Ketentuan ini dinilai akan berdampak pada kolapsnya pelayanan kesehatan masyarakat.
"Bisa dibayangkan nasib pelayanan kesehatan masyarakat di puskesmas-puskesmas di daerah yang kolaps akibat PHK nakes honorer," kata Netty dalam keterangannya, Selasa (19/7/2022).
Ia melanjutkan, jika pelayanan kesehatan kolaps, indeks kesehatan Indonesia juga akan anjlok.
Dengan demikian, gangguan kesehatan di masyarakat akan meningkat.
Bahkan, target pemerintah untuk membangun SDM yang sehat, unggul, dan berkualitas dinilai semakin tidak masuk akal.
"Penanganan stunting juga akan makin sulit dan berat akibat berkurangnya tenaga pelayanan di puskesmas," jelasnya.
Selain itu, ia juga menyoroti buntut dari penghapusan tenaga honorer yang akan meningkatkan angka pengangguran.
Hal ini akan berkorelasi langsung terhadap melemahnya daya beli masyarakat.
"Mereka tidak mampu membeli pangan bergizi untuk memenuhi kebutuhan keluarga," imbuh Netty.
Untuk itu, Netty menekankan adanya alternatif lain yaitu dengan mengangkat para honorer tersebut menjadi pegawai negeri sipil (PNS) atau pegawai pemerintah dengan perjanjian kerja (PPPK).
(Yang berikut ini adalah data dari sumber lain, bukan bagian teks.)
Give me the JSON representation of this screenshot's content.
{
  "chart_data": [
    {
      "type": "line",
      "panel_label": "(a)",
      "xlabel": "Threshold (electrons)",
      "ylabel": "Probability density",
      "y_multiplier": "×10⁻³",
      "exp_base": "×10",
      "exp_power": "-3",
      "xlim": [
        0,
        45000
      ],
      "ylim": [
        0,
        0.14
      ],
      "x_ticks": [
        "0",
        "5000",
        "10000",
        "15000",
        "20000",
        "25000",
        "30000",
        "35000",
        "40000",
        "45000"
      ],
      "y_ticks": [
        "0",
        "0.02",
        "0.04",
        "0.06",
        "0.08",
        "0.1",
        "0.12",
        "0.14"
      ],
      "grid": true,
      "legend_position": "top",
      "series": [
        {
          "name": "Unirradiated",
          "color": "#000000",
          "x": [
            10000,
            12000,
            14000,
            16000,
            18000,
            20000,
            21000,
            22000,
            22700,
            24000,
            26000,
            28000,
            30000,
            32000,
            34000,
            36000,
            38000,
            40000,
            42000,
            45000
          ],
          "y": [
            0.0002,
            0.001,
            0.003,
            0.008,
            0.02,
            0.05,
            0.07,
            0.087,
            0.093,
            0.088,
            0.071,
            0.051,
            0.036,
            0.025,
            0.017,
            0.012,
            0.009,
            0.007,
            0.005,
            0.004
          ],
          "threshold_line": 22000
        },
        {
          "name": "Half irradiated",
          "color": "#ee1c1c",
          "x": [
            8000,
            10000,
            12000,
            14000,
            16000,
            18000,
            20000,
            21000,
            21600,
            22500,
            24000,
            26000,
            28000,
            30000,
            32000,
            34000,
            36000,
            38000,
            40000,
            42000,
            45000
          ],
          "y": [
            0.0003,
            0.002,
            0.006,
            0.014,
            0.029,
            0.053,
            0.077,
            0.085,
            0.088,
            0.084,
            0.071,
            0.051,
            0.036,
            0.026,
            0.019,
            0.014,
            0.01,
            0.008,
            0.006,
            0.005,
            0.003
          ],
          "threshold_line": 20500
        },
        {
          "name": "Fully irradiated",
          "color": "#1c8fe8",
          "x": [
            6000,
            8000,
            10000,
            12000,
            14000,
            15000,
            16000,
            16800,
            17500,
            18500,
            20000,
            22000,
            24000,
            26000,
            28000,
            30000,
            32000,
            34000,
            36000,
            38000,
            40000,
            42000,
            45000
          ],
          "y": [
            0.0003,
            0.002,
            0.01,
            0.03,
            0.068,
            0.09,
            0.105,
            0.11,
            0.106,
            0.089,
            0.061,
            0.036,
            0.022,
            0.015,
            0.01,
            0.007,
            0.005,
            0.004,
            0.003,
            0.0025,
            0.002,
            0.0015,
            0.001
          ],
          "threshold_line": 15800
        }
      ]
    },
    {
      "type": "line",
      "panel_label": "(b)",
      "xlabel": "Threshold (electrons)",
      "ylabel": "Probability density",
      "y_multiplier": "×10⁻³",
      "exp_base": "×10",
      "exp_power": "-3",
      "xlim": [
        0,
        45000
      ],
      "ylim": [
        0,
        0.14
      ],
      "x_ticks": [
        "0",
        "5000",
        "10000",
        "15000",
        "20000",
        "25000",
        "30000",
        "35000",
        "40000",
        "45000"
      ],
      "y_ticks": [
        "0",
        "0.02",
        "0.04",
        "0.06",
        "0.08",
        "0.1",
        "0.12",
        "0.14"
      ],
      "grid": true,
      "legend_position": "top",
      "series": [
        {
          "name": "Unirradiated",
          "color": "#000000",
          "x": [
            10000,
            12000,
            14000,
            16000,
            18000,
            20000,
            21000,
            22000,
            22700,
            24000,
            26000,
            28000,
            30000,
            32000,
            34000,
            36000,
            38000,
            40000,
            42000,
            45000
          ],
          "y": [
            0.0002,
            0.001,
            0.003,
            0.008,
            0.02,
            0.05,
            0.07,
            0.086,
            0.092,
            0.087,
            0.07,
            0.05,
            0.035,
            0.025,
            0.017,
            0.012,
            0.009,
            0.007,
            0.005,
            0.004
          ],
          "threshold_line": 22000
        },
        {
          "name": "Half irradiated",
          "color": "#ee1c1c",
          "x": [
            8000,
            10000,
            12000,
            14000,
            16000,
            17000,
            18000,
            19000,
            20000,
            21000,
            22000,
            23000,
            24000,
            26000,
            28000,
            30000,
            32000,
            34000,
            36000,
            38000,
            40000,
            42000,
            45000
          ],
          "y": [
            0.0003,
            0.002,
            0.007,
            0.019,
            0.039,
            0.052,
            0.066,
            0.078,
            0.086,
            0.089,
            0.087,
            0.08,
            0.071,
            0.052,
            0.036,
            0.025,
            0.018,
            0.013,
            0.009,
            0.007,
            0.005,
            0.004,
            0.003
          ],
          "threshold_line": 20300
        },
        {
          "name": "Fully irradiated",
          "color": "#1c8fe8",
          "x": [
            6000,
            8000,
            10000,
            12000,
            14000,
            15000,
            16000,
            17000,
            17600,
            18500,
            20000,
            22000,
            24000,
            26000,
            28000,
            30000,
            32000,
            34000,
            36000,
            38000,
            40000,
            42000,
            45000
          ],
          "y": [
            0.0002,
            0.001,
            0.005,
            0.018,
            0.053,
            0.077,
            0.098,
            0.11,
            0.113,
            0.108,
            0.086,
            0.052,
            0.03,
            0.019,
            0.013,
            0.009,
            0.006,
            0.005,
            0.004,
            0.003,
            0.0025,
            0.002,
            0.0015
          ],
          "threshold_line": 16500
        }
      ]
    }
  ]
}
"Persoalannya, apakah pemda siap cover biaya belanja PPPK yang dibebankan pada anggaran daerah? Berdasarkan info yang saya dapatkan, rata-rata pemda hanya sanggup mengalokasikan 10 persen untuk formasi nakes PPPK," ucap dia.
Jumlah tersebut dinilai sangat kecil dibandingkan jumlah nakes honorer yang selama ini melayani kebutuhan kesehatan masyarakat.
Netty mengambil contoh, jumlah honorer nakes di Kabupaten Indramayu yang merupakan daerah pemilihannya (dapil) ada sekitar 1.886 orang dan di Kabupaten Cirebon ada sekitar 1.500 orang.
Oleh karena itu, pemerintah pusat diminta membuat kebijakan afirmasi guna mengatasi persoalan ini.
"Pemerintah pusat tidak bisa melempar tanggung jawab persoalan nakes honorer ke pemerintah daerah begitu saja. Harus ada kejelasan bagaimana cara pemda membiayai pengangkatan PPPK," kata dia.
"Jangan sampai nanti hanya jadi angin surga. Pemda menyetujui mengangkat sebagai PPPK ternyata tidak ada anggarannya," sambung Netty.